The Germans’ love of dogs is providing local authorities with high tax revenues even in the crisis. In 2020, the income from dog tax rose to a record value of €380.2 million, according to new figures from the Federal Statistical Office released in response to a question from Welt am Sonntag.
That marks an increase of almost three percent compared to the previous year, when all owners together paid €370 million in taxes for their dogs.
All dogs in Germany are subject to the Hundesteuer or ‘dog tax’, an annual fee which differs from state to state and is usually collected from dog owners.
But the German’s love of four-legged friends has not just grown amid the pandemic, when more people began working from home and looked for a source of companionship. Since reunification, the revenue from the tax has tripled; in 1991, it yielded just €123 million.
The Hundesteuer is thus one of the few types of tax that brought in more money despite the coronavirus pandemic. Although the increase of only three percent raises the question of whether every dog is actually reported to the tax office.

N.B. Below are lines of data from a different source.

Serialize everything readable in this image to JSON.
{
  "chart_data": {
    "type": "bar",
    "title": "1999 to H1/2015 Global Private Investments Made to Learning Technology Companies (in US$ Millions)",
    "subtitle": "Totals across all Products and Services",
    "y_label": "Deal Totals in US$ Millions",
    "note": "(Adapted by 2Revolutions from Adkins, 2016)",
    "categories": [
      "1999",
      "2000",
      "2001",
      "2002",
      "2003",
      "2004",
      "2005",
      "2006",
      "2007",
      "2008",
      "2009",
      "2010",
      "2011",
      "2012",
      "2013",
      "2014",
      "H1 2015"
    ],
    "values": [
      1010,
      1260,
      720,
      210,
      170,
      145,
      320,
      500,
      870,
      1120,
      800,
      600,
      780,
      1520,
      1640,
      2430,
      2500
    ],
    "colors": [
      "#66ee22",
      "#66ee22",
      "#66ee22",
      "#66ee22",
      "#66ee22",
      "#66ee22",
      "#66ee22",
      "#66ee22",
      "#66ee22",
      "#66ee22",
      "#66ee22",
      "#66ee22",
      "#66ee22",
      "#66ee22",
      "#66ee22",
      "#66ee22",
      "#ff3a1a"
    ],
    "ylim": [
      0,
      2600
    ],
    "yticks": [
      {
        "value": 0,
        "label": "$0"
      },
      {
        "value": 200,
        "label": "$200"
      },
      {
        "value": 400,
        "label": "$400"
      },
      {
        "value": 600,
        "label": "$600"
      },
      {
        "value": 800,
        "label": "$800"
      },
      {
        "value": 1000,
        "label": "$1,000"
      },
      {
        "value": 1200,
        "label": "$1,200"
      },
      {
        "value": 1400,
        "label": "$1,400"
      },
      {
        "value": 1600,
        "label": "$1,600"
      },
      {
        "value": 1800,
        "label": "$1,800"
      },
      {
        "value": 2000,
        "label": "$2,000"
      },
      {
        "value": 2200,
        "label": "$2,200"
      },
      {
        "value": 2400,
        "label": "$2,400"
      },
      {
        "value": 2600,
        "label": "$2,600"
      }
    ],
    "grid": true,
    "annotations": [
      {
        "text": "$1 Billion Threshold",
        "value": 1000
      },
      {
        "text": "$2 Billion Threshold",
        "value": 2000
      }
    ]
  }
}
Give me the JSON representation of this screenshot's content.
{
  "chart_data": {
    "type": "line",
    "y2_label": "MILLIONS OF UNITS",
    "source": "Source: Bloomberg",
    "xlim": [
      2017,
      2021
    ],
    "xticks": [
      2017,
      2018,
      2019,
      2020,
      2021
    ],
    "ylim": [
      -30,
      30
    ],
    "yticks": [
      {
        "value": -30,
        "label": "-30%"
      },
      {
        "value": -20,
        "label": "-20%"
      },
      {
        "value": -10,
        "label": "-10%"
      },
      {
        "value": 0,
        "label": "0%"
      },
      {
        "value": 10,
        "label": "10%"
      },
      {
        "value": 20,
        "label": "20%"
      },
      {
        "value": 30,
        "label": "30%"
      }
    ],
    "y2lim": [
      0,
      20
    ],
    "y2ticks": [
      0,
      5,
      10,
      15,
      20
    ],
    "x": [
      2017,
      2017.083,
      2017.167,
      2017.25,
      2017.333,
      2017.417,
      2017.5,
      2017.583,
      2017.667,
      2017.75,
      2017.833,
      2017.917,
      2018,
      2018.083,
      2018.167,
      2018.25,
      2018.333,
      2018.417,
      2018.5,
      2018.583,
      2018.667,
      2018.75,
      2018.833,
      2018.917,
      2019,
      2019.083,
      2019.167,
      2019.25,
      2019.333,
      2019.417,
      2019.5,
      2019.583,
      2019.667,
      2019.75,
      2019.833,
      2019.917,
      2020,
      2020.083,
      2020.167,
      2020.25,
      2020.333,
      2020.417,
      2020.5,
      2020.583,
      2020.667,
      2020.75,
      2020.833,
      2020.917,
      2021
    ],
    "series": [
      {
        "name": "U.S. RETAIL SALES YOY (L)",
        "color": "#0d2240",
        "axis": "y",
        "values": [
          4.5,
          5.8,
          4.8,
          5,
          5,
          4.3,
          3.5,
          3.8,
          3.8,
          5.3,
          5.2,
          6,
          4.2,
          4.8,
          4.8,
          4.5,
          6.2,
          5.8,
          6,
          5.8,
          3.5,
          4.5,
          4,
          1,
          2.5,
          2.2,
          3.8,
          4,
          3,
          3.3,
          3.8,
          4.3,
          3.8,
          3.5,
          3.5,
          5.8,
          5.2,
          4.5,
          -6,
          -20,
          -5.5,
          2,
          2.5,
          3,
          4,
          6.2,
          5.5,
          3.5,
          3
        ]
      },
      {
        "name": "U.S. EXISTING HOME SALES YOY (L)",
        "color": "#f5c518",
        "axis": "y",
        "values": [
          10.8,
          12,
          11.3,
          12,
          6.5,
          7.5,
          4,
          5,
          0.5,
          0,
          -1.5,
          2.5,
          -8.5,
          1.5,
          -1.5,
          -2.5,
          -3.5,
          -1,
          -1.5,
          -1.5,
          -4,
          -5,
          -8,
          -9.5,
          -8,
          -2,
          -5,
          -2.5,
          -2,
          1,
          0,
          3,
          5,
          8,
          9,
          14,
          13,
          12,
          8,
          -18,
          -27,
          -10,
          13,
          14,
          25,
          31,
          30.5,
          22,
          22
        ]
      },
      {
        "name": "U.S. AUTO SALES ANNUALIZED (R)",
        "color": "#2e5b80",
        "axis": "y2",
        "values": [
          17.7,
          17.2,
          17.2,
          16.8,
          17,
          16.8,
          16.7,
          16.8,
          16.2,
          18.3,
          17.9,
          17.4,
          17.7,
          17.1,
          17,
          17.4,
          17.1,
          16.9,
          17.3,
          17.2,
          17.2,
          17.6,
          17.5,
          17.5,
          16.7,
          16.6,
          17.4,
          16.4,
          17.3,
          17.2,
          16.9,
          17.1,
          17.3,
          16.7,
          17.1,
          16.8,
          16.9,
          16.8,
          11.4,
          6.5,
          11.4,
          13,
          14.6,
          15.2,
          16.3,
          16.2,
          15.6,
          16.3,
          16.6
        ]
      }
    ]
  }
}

According to the German Canine Association (VDH), 20 percent more dogs were bought by Bundesrepublik residents in 2020 compared to previous years, reported Spiegel in January.
Yet the amount collected in taxes depends on how many pups a person already owns. In many states, the amount of tax to be paid per dog increases with the number of dogs in the household.
In Berlin, for example, the first dog costs €120 per year with each additional dog costing €180 per year.
In Düsseldorf, the tax for one dog in the household is €96, and raises to €150 for two.